Hum Mol Genet. 2008 Sep 1;17(17):2644-53. doi: 10.1093/hmg/ddn164. Epub 2008 May 30.
Split-Hand/Foot Malformation (SHFM) is a complex limb malformation affecting the central rays of the autopod. We studied a large consanguineous kindred afflicted with autosomal recessive SHFM. Twelve affected members had central feet reductions with or without hand involvement while the remaining one had the mildest phenotype and atypical SHFM. We identified by homozygosity mapping a novel SHFM locus at 12q13.11-q13 with a maximum multipoint lod score of 5.47 and by subsequent candidate gene approach a homozygous missense WNT10b mutation (p.R332W) in all affected individuals but the atypical case plus in an asymptomatic female. We propose that either a second locus contributes to the manifestation of SHFM phenotype or a suppressor locus prevented trait manifestation in the non-penetrant female. We also investigated linkage to the five known SHFM loci. Four of the loci were excluded, while in TP63 [tumor protein p63 (SHFM4)], the only known gene responsible for SHFM, we detected in most affected subjects a rare insertion variant (rs34201045) at the alternate promoter used for transcription of the N-terminal-truncated p63 isotype. This is the first reported WNT10b mutation on the pathogenesis of limb development and recessive mutation in SHFM.

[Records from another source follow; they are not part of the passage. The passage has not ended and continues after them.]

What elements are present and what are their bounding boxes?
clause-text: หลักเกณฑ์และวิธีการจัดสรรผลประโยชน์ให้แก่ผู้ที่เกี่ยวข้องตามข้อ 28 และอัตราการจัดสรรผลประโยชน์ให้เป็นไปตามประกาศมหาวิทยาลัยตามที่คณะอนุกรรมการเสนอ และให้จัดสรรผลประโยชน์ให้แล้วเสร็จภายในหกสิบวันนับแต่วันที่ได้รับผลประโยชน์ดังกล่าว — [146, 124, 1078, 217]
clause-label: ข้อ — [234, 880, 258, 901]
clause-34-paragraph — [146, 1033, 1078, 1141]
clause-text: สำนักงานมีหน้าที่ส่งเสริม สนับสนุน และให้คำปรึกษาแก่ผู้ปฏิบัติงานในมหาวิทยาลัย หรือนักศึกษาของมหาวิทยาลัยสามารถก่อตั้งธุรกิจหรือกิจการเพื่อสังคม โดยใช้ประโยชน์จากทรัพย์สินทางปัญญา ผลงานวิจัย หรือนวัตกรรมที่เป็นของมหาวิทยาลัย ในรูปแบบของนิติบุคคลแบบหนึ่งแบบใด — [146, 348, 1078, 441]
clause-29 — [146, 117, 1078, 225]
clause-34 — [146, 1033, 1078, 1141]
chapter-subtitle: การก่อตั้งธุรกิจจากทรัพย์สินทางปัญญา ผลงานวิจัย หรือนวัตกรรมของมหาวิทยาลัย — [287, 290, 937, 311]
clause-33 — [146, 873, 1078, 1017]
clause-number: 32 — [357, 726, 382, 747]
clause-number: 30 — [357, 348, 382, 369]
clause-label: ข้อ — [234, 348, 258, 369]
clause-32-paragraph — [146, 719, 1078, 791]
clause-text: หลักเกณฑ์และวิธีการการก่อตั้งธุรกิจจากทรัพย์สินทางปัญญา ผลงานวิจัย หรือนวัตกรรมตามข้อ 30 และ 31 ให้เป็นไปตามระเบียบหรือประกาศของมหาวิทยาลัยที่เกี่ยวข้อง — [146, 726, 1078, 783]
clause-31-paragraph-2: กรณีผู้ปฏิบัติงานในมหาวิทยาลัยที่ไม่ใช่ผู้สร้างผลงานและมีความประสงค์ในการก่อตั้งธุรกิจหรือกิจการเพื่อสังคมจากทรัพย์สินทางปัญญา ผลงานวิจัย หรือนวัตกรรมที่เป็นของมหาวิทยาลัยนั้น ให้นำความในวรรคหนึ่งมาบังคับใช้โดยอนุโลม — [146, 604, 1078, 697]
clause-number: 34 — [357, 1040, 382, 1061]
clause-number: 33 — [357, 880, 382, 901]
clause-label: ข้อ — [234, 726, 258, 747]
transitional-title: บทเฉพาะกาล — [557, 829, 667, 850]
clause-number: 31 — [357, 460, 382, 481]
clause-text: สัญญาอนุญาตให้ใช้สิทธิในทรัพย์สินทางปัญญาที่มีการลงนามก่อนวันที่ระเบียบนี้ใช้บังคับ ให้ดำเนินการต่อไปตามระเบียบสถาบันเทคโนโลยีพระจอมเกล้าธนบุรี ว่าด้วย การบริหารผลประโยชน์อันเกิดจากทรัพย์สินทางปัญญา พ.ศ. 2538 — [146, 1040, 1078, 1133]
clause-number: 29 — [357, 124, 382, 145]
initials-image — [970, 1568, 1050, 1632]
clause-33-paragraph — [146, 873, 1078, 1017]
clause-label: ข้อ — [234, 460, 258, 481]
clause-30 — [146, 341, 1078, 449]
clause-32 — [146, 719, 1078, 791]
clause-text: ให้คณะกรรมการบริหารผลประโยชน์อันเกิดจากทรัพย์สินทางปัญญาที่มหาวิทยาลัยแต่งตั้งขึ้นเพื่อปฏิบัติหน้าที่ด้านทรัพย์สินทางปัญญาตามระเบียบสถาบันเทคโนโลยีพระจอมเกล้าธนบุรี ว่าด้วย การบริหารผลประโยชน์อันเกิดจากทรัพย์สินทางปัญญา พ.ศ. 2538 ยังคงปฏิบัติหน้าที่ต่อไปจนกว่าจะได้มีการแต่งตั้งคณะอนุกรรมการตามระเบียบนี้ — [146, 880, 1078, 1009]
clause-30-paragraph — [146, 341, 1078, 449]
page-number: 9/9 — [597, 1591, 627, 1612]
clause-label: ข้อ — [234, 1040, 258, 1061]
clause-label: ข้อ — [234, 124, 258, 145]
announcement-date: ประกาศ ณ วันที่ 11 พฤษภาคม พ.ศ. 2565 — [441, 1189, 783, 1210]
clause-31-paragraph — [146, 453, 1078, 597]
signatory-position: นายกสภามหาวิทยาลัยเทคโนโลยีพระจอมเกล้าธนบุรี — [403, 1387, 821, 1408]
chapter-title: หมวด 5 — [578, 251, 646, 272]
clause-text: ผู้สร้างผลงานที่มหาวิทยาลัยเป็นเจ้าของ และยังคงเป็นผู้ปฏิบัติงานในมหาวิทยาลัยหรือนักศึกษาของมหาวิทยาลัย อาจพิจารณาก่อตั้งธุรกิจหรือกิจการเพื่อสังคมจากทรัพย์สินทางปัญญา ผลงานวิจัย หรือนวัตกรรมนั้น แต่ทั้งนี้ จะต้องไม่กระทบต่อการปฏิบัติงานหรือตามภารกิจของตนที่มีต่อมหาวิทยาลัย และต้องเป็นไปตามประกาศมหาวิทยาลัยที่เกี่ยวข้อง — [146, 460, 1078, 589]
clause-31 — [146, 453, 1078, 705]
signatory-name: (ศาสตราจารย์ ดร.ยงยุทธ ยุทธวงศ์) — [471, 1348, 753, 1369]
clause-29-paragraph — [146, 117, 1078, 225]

裂手/裂足畸形(SHFM)是一种影响手足中央射线的复杂肢体畸形。我们研究了一个患有常染色体隐性SHFM的大型近亲家族。12名受累成员出现中央足部发育不全,伴或不伴有手部受累,而其余一名成员具有最轻微的表型和非典型SHFM。我们通过纯合性定位在12q13.11-q13确定了一个新的SHFM基因座,最大多点对数计分达到5.47,随后通过候选基因方法在除非典型病例外的所有受累个体以及一名无症状女性中发现了一个纯合错义WNT10b突变(p.R332W)。我们提出,要么是第二个基因座导致了SHFM表型的显现,要么是一个抑制基因座阻止了该性状在非显性女性中的显现。我们还研究了与五个已知SHFM基因座的连锁关系。其中四个基因座被排除,而在TP63 [肿瘤蛋白p63(SHFM4)](唯一已知的与SHFM相关的基因)中,我们在大多数受累受试者中检测到一个罕见的插入变异(rs34201045),该变异位于用于转录N端截短的p63同种型的交替启动子处。这是首次报道的关于肢体发育发病机制的WNT10b突变以及SHFM中的隐性突变。